CORRECTION: A previous version of this article stated the new schedule presented in the proposed fees for licensing would increase 600 per cent. The correct number is 6600 per cent.
Although deferred, Mayor Don Scott believes the fees and rates bylaw got the attention of oilsands companies.
Council voted to delay the new fees bylaw allowing the administration to get more feedback from small and large businesses.
There would be increases in fees for transit, recreation and culture user fees, and planning and development.
Also, the bylaw would significantly increase fees for project accommodations.
This worries oilsands companies like Civeo Corporation and organizations like the Oil Sands Community Alliance (OSCA).
OSCA representative Karim Zariffa argued against the almost 6600 per cent hike for licensing work camps.
Existing work camps under the bylaw would “double dip”, paying alarmingly high rates.
“I’m pleased it’s been delayed, and I’m looking forward to working with Administration on understanding what’s the driving force, and consulting with us.”
The next move
Similarly, Bob Greaves, Land Management director of Civeo, echoed the feelings of many delegates on the matter.
The bylaw is unclear about payment structure and cost recovery.
Potentially, says Greaves, the bylaw could cost companies millions of dollars.
All agree to a fee increase in principle, however, they would like clarification.
Nevertheless, Mayor Don Scott remains adamant saying the proposed changes are overdue.
“We can’t have a situation where everybody is living in camp and then we’re wondering why everything is going as it is in this community with house prices collapsing and businesses struggling.
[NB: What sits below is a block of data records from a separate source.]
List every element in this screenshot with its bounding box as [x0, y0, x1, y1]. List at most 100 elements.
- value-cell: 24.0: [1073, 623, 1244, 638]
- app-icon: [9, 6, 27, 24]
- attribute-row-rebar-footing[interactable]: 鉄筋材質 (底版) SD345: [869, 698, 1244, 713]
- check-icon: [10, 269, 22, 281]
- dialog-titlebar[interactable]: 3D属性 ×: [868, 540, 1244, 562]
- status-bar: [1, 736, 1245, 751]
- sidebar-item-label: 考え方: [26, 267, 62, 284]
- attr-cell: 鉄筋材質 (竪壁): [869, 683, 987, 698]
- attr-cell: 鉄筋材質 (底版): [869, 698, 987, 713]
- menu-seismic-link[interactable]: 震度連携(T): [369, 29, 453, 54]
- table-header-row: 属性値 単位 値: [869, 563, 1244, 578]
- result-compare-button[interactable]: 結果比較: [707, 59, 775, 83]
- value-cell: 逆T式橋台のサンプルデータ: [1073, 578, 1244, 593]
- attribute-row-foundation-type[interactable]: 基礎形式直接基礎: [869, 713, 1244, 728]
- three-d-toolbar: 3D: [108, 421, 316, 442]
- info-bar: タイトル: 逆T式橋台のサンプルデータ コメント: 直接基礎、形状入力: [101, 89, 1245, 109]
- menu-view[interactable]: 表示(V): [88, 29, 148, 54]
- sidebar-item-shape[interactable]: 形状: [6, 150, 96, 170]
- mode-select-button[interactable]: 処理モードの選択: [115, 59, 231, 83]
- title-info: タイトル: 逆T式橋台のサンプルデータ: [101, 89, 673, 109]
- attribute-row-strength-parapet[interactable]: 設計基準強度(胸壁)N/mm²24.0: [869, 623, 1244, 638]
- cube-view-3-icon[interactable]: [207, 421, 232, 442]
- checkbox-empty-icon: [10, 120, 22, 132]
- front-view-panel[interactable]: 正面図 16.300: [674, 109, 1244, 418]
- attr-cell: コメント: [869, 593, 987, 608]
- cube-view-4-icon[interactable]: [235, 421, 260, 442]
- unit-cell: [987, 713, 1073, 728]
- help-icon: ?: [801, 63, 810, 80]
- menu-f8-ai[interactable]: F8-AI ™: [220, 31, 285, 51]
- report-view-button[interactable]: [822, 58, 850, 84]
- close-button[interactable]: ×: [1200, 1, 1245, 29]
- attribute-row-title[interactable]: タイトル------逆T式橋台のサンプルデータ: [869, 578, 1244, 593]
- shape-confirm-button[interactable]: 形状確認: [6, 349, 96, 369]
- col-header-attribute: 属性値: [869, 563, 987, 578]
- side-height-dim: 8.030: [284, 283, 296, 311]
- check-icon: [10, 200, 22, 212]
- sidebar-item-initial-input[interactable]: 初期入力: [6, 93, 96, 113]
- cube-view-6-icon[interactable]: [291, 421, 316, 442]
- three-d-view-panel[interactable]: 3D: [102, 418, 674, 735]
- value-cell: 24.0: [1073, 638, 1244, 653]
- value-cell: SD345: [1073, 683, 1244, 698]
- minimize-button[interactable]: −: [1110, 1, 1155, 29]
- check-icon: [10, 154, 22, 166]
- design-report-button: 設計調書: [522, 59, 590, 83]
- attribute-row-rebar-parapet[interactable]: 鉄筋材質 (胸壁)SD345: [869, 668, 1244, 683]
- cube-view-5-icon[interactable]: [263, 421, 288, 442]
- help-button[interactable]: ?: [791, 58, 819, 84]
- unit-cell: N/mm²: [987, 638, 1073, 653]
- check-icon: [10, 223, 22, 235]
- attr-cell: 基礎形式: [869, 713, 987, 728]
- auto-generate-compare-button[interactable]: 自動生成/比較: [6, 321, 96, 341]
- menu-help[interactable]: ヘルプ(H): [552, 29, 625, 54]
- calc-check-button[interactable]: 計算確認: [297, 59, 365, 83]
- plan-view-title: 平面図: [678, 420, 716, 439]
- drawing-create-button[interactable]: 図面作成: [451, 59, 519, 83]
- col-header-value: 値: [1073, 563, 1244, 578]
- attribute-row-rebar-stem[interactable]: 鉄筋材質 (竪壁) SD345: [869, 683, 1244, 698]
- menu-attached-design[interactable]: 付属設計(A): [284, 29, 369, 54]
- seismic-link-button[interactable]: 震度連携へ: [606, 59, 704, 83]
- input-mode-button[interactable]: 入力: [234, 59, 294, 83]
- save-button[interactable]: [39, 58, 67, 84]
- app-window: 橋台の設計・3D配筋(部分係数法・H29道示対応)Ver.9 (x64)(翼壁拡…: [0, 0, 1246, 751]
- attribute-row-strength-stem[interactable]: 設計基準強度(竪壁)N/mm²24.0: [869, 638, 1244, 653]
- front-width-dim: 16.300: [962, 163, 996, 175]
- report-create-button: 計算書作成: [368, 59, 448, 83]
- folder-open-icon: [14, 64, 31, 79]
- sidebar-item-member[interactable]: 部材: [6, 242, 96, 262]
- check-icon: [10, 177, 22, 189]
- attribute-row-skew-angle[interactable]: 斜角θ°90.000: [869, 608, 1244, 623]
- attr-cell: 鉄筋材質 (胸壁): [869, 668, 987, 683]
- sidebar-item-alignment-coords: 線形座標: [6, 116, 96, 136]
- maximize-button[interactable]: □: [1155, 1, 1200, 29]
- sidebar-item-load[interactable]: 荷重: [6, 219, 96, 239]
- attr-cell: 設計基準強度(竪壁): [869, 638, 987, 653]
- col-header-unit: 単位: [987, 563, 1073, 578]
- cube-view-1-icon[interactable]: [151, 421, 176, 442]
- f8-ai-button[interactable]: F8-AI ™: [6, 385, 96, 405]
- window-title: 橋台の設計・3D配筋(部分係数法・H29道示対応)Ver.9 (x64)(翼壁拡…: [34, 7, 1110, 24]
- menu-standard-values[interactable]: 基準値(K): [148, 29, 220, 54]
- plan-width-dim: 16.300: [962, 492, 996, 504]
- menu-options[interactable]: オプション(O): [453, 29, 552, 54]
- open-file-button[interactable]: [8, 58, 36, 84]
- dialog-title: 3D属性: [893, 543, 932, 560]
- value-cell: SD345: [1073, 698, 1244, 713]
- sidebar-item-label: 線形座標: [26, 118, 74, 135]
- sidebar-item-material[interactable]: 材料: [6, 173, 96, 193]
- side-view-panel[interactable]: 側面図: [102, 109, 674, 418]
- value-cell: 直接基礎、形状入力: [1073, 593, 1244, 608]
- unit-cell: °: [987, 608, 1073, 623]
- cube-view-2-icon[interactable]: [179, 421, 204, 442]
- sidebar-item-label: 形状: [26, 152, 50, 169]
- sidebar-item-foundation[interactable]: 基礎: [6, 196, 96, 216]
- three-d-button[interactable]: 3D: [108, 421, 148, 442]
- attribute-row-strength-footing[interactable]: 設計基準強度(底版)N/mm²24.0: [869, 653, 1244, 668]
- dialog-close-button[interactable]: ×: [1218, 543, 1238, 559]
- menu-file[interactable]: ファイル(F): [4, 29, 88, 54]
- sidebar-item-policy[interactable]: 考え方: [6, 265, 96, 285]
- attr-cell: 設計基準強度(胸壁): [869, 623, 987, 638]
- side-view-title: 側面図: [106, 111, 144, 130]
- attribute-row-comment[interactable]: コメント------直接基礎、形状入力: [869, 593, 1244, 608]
We need to get more people living in this community, and it’s all part of that process.”
Mayor Scott admits the bylaw took many small and large businesses, even sports leagues by surprise.
Chamber of Commerce President Bryce Kumka points out the bylaw significantly increases large water usage fees
This would directly impact services like car washes and laundromats, for example.
The administration will re-examine the bylaw, consult businesses, and present their findings at a later date.
“Right now, the fees are a big joke.” Said Mayor Don Scott. “No wonder there’s over 30,000 people living in camps, when you have fees that really incentivize that situation.”